A Lee Dellon1 email, Eugenia Andonian2 email and Gedge D Rosson3 email

Plastic Surgery and Neurosurgery, Johns Hopkins University, Baltimore, Maryland, Suite 370, 3333 N. Calvert St. Baltimore, Maryland, 21218, USA

Dellon Institute for Peripheral Nerve Surgery: Baltimore, Maryland, Suite 370, 3333 N. Calvert St. Baltimore, Maryland, 21218, USA

Division of Plastic Surgery, Johns Hopkins University, Baltimore, Maryland, Suite 370, 3333 N. Calvert St. Baltimore, Maryland, 21218, USA

author email corresponding author email

Journal of Brachial Plexus and Peripheral Nerve Injury 2009, 4:1doi:10.1186/1749-7221-4-1

Published: 20 February 2009

Abstract

The hypothesis is explored that CRPS I (the "new" RSD) persists due to undiagnosed injured joint afferents, and/or cutaneous neuromas, and/or nerve compressions, and is, therefore, a misdiagnosed form of CRPS II (the "new" causalgia).
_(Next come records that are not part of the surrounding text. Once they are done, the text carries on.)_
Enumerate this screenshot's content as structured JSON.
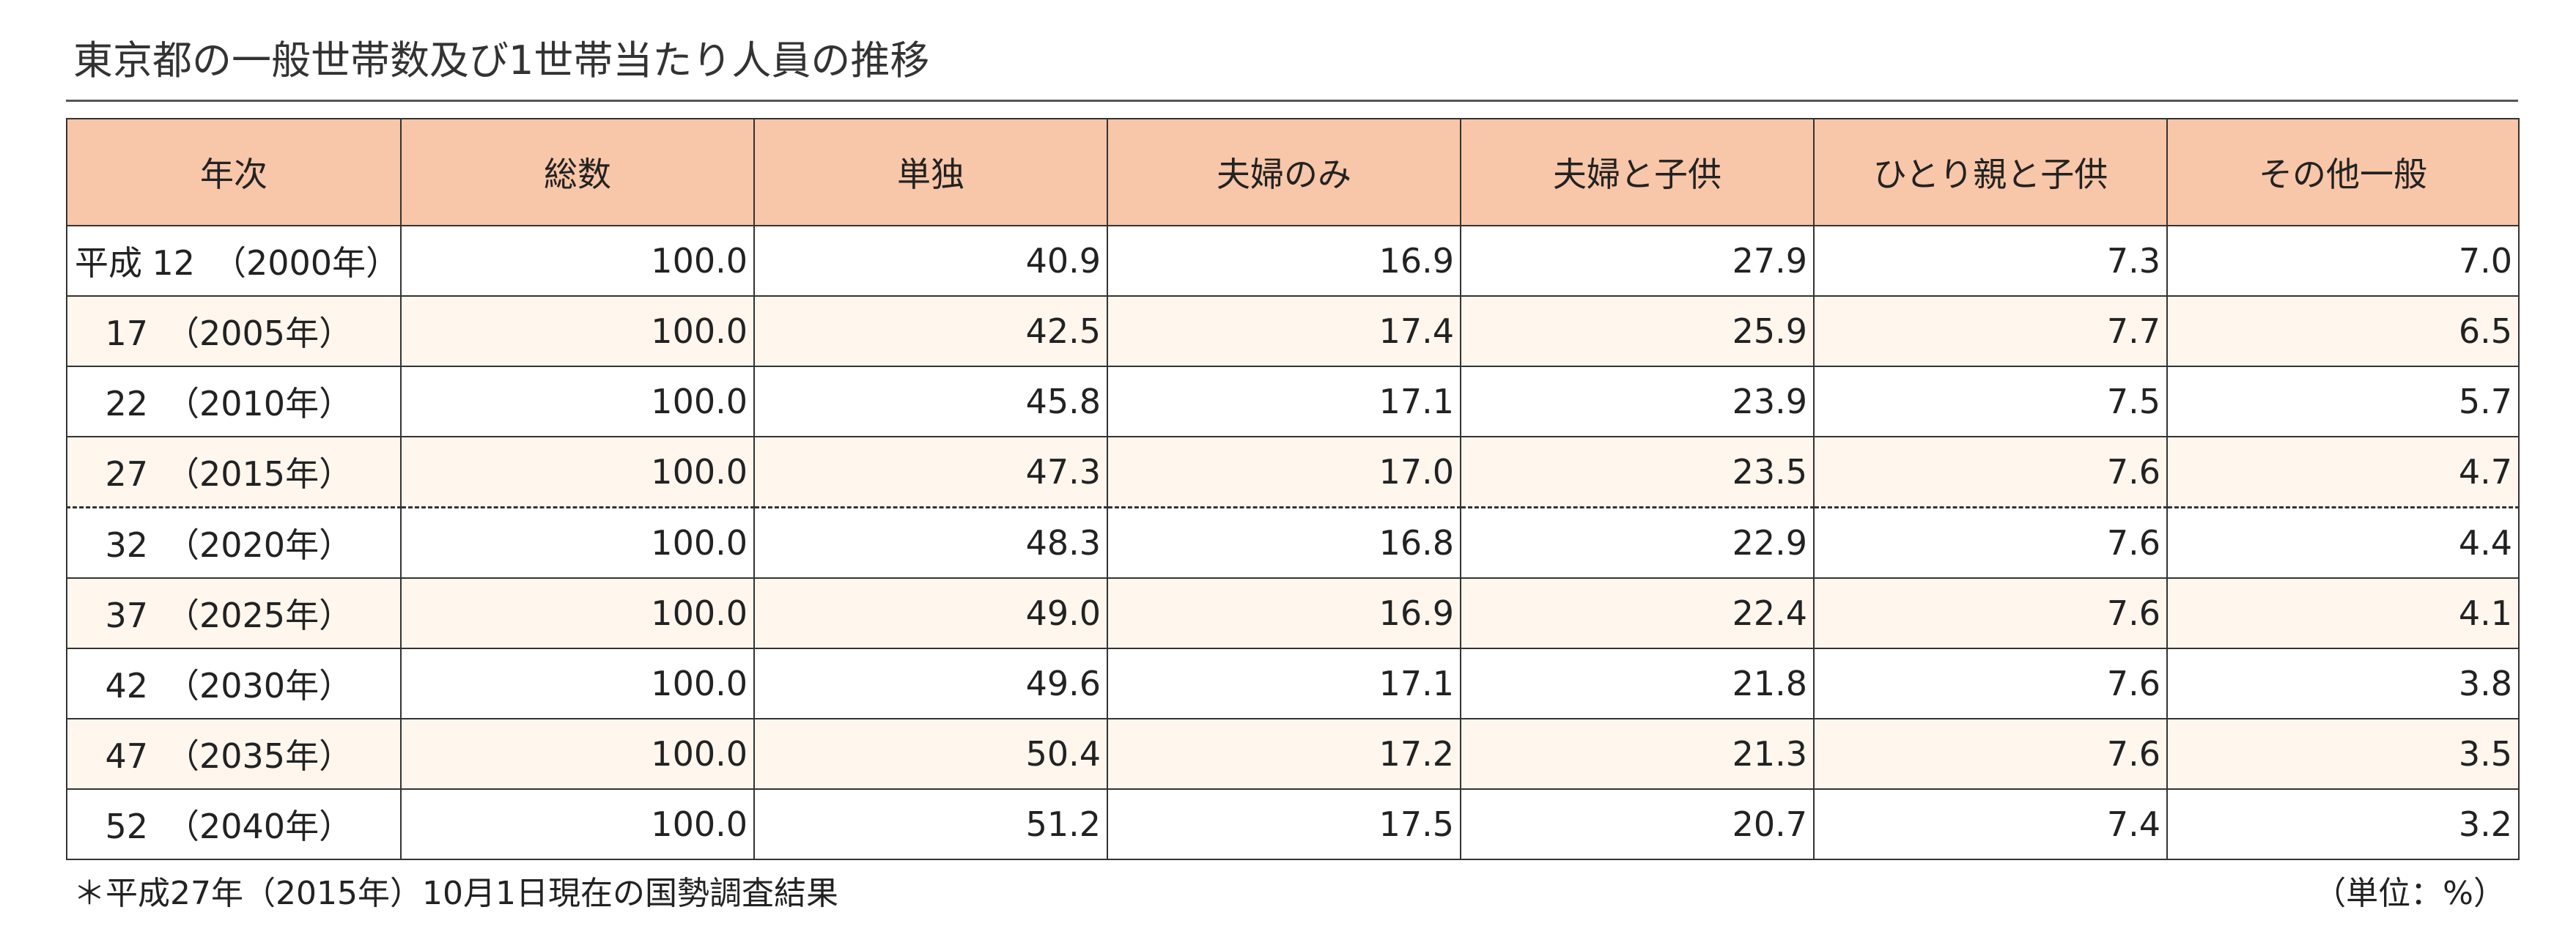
{
  "title": "東京都の一般世帯数及び1世帯当たり人員の推移",
  "table": {
    "headers": [
      "年次",
      "総数",
      "単独",
      "夫婦のみ",
      "夫婦と子供",
      "ひとり親と子供",
      "その他一般"
    ],
    "rows": [
      {
        "era": "平成",
        "year": "12",
        "paren": "（2000年）",
        "values": [
          "100.0",
          "40.9",
          "16.9",
          "27.9",
          "7.3",
          "7.0"
        ]
      },
      {
        "era": "",
        "year": "17",
        "paren": "（2005年）",
        "values": [
          "100.0",
          "42.5",
          "17.4",
          "25.9",
          "7.7",
          "6.5"
        ]
      },
      {
        "era": "",
        "year": "22",
        "paren": "（2010年）",
        "values": [
          "100.0",
          "45.8",
          "17.1",
          "23.9",
          "7.5",
          "5.7"
        ]
      },
      {
        "era": "",
        "year": "27",
        "paren": "（2015年）",
        "values": [
          "100.0",
          "47.3",
          "17.0",
          "23.5",
          "7.6",
          "4.7"
        ]
      },
      {
        "era": "",
        "year": "32",
        "paren": "（2020年）",
        "values": [
          "100.0",
          "48.3",
          "16.8",
          "22.9",
          "7.6",
          "4.4"
        ]
      },
      {
        "era": "",
        "year": "37",
        "paren": "（2025年）",
        "values": [
          "100.0",
          "49.0",
          "16.9",
          "22.4",
          "7.6",
          "4.1"
        ]
      },
      {
        "era": "",
        "year": "42",
        "paren": "（2030年）",
        "values": [
          "100.0",
          "49.6",
          "17.1",
          "21.8",
          "7.6",
          "3.8"
        ]
      },
      {
        "era": "",
        "year": "47",
        "paren": "（2035年）",
        "values": [
          "100.0",
          "50.4",
          "17.2",
          "21.3",
          "7.6",
          "3.5"
        ]
      },
      {
        "era": "",
        "year": "52",
        "paren": "（2040年）",
        "values": [
          "100.0",
          "51.2",
          "17.5",
          "20.7",
          "7.4",
          "3.2"
        ]
      }
    ]
  },
  "footnote": "＊平成27年（2015年）10月1日現在の国勢調査結果",
  "unit": "（単位：%）",
  "colors": {
    "header_bg": "#f8c6a8",
    "shaded_row_bg": "#fff6ee",
    "border": "#333333"
  }
}
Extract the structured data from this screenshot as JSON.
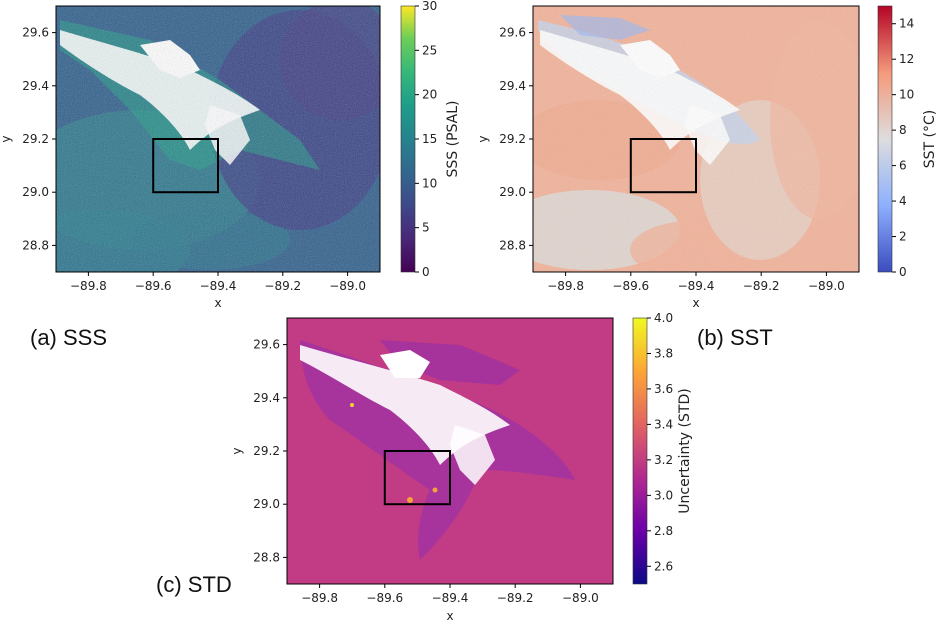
{
  "chart_data": [
    {
      "id": "sss",
      "type": "heatmap",
      "caption": "(a) SSS",
      "xlabel": "x",
      "ylabel": "y",
      "xlim": [
        -89.9,
        -88.9
      ],
      "ylim": [
        28.7,
        29.7
      ],
      "xticks": [
        -89.8,
        -89.6,
        -89.4,
        -89.2,
        -89.0
      ],
      "xtick_labels": [
        "−89.8",
        "−89.6",
        "−89.4",
        "−89.2",
        "−89.0"
      ],
      "yticks": [
        28.8,
        29.0,
        29.2,
        29.4,
        29.6
      ],
      "ytick_labels": [
        "28.8",
        "29.0",
        "29.2",
        "29.4",
        "29.6"
      ],
      "colorbar": {
        "label": "SSS (PSAL)",
        "range": [
          0,
          30
        ],
        "ticks": [
          0,
          5,
          10,
          15,
          20,
          25,
          30
        ],
        "tick_labels": [
          "0",
          "5",
          "10",
          "15",
          "20",
          "25",
          "30"
        ],
        "colormap": "viridis"
      },
      "box": {
        "x0": -89.6,
        "x1": -89.4,
        "y0": 29.0,
        "y1": 29.2
      }
    },
    {
      "id": "sst",
      "type": "heatmap",
      "caption": "(b) SST",
      "xlabel": "x",
      "ylabel": "y",
      "xlim": [
        -89.9,
        -88.9
      ],
      "ylim": [
        28.7,
        29.7
      ],
      "xticks": [
        -89.8,
        -89.6,
        -89.4,
        -89.2,
        -89.0
      ],
      "xtick_labels": [
        "−89.8",
        "−89.6",
        "−89.4",
        "−89.2",
        "−89.0"
      ],
      "yticks": [
        28.8,
        29.0,
        29.2,
        29.4,
        29.6
      ],
      "ytick_labels": [
        "28.8",
        "29.0",
        "29.2",
        "29.4",
        "29.6"
      ],
      "colorbar": {
        "label": "SST (°C)",
        "range": [
          0,
          15
        ],
        "ticks": [
          0,
          2,
          4,
          6,
          8,
          10,
          12,
          14
        ],
        "tick_labels": [
          "0",
          "2",
          "4",
          "6",
          "8",
          "10",
          "12",
          "14"
        ],
        "colormap": "coolwarm"
      },
      "box": {
        "x0": -89.6,
        "x1": -89.4,
        "y0": 29.0,
        "y1": 29.2
      }
    },
    {
      "id": "std",
      "type": "heatmap",
      "caption": "(c) STD",
      "xlabel": "x",
      "ylabel": "y",
      "xlim": [
        -89.9,
        -88.9
      ],
      "ylim": [
        28.7,
        29.7
      ],
      "xticks": [
        -89.8,
        -89.6,
        -89.4,
        -89.2,
        -89.0
      ],
      "xtick_labels": [
        "−89.8",
        "−89.6",
        "−89.4",
        "−89.2",
        "−89.0"
      ],
      "yticks": [
        28.8,
        29.0,
        29.2,
        29.4,
        29.6
      ],
      "ytick_labels": [
        "28.8",
        "29.0",
        "29.2",
        "29.4",
        "29.6"
      ],
      "colorbar": {
        "label": "Uncertainty (STD)",
        "range": [
          2.5,
          4.0
        ],
        "ticks": [
          2.6,
          2.8,
          3.0,
          3.2,
          3.4,
          3.6,
          3.8,
          4.0
        ],
        "tick_labels": [
          "2.6",
          "2.8",
          "3.0",
          "3.2",
          "3.4",
          "3.6",
          "3.8",
          "4.0"
        ],
        "colormap": "plasma"
      },
      "box": {
        "x0": -89.6,
        "x1": -89.4,
        "y0": 29.0,
        "y1": 29.2
      }
    }
  ]
}
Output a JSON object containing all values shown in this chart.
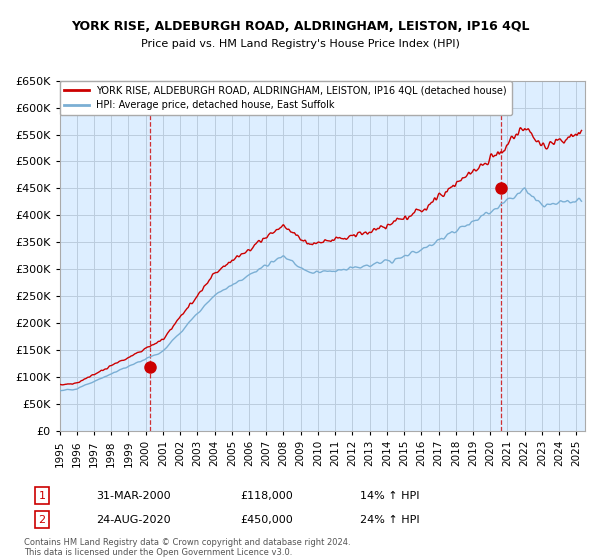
{
  "title": "YORK RISE, ALDEBURGH ROAD, ALDRINGHAM, LEISTON, IP16 4QL",
  "subtitle": "Price paid vs. HM Land Registry's House Price Index (HPI)",
  "ylim": [
    0,
    650000
  ],
  "yticks": [
    0,
    50000,
    100000,
    150000,
    200000,
    250000,
    300000,
    350000,
    400000,
    450000,
    500000,
    550000,
    600000,
    650000
  ],
  "xlim_start": 1995.0,
  "xlim_end": 2025.5,
  "sale1_year": 2000.25,
  "sale1_price": 118000,
  "sale1_label": "1",
  "sale1_date": "31-MAR-2000",
  "sale1_pct": "14%",
  "sale2_year": 2020.65,
  "sale2_price": 450000,
  "sale2_label": "2",
  "sale2_date": "24-AUG-2020",
  "sale2_pct": "24%",
  "hpi_color": "#7bafd4",
  "price_color": "#cc0000",
  "grid_color": "#bbccdd",
  "background_color": "#ffffff",
  "plot_bg_color": "#ddeeff",
  "legend_label_price": "YORK RISE, ALDEBURGH ROAD, ALDRINGHAM, LEISTON, IP16 4QL (detached house)",
  "legend_label_hpi": "HPI: Average price, detached house, East Suffolk",
  "footnote": "Contains HM Land Registry data © Crown copyright and database right 2024.\nThis data is licensed under the Open Government Licence v3.0."
}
An IRB-approved, retrospective chart review on a series of 100 consecutive patients with "RSD" identified 40 upper and 30 lower extremity patients for surgery based upon their history, physical examination, neurosensory testing, and nerve blocks. Based upon decreased pain medication usage and recovery of function, outcome in the upper extremity, at a mean of 27.9 months follow-up (range of 9 to 81 months), gave results that were excellent in 40% (16 of 40 patients), good in 40% (16 of 40 patients) and failure 20% (8 of 40 patients). In the lower extremity, at a mean of 23.0 months follow-up (range of 9 to 69 months) the results were excellent in 47% (14 of 30 patients), good in 33% (10 of 30 patients) and failure 20% (6 of 30 patients). It is concluded that most patients referred with a diagnosis of CRPS I have continuing pain input from injured joint or cutaneous afferents, and/or nerve compressions, and, therefore, similar to a patient with CRPS II, they can be treated successfully with an appropriate peripheral nerve surgical strategy.